Capillarity-driven shrinkage of grains with tilt and mixed boundaries studied by molecular dynamics

Abstract

Molecular dynamics simulations of isolated cylindrical grains in aluminum shrinking under capillary forces were carried out to systematically study the effect of grain boundary character on grain shrinkage behavior. Grains with pure tilt and various mixed tilt-twist 14.25°〈100〉 boundaries were examined. The simulation results confirmed that the shrinking grains with pure tilt boundary simultaneously rotated towards higher misorientations. However, the results also showed that even a minor change of the grain boundary character from pure tilt to mixed tilt-twist is enough to avoid grain rotation. The observed kinetics of the shrinking grains was strongly dependent on the character of grain boundaries. The mobility of the mixed boundaries was estimated to be much higher than that of the pure tilt boundary. Also, the shrinkage kinetics of computed grains was found to vary with a decreasing grain size.
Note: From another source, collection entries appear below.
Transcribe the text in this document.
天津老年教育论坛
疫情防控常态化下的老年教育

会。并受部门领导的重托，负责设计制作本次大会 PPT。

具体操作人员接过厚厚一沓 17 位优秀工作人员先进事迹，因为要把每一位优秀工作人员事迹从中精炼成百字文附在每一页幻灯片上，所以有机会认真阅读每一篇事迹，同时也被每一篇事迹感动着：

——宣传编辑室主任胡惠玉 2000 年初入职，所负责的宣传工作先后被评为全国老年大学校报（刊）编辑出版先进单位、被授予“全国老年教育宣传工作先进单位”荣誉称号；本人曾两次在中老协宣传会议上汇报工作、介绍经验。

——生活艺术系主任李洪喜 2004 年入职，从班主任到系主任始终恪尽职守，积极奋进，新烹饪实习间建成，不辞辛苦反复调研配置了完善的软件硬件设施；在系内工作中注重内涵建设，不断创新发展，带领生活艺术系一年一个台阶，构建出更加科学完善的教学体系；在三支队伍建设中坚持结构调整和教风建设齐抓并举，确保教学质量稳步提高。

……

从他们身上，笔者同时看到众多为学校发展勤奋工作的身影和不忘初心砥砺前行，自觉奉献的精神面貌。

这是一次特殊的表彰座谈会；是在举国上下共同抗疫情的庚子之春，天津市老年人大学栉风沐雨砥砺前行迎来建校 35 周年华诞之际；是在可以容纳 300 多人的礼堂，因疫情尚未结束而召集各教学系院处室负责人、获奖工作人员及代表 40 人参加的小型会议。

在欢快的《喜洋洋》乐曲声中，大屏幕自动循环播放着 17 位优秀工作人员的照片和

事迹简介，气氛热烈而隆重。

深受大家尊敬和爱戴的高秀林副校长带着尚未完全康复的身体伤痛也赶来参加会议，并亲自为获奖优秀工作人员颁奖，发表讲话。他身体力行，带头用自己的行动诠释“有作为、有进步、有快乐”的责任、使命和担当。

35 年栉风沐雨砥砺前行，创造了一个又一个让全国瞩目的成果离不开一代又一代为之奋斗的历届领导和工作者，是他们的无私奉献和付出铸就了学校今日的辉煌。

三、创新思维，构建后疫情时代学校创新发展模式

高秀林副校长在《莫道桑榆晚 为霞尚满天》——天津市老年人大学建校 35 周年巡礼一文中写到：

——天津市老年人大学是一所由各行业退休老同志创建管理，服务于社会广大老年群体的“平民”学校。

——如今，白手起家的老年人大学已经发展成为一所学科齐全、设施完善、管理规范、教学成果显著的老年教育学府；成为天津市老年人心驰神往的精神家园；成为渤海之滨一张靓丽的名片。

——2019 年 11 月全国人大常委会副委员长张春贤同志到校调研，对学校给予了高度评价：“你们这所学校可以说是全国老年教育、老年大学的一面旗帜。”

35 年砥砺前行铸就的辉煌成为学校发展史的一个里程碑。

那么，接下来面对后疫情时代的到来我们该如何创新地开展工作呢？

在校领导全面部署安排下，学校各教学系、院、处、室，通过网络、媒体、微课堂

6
The advanced stage of shrinkage was characterized by the stagnation or decrease of the rate of grain area change. This behavior of small grains was attributed to a lack of mechanisms for the elimination of the dislocations (boundary structural units) in the grain boundary. It is hypothesized that such shrinkage stagnation of nanosized grains (≤6 nm) can contribute to the thermal stability of nanocrystalline materials.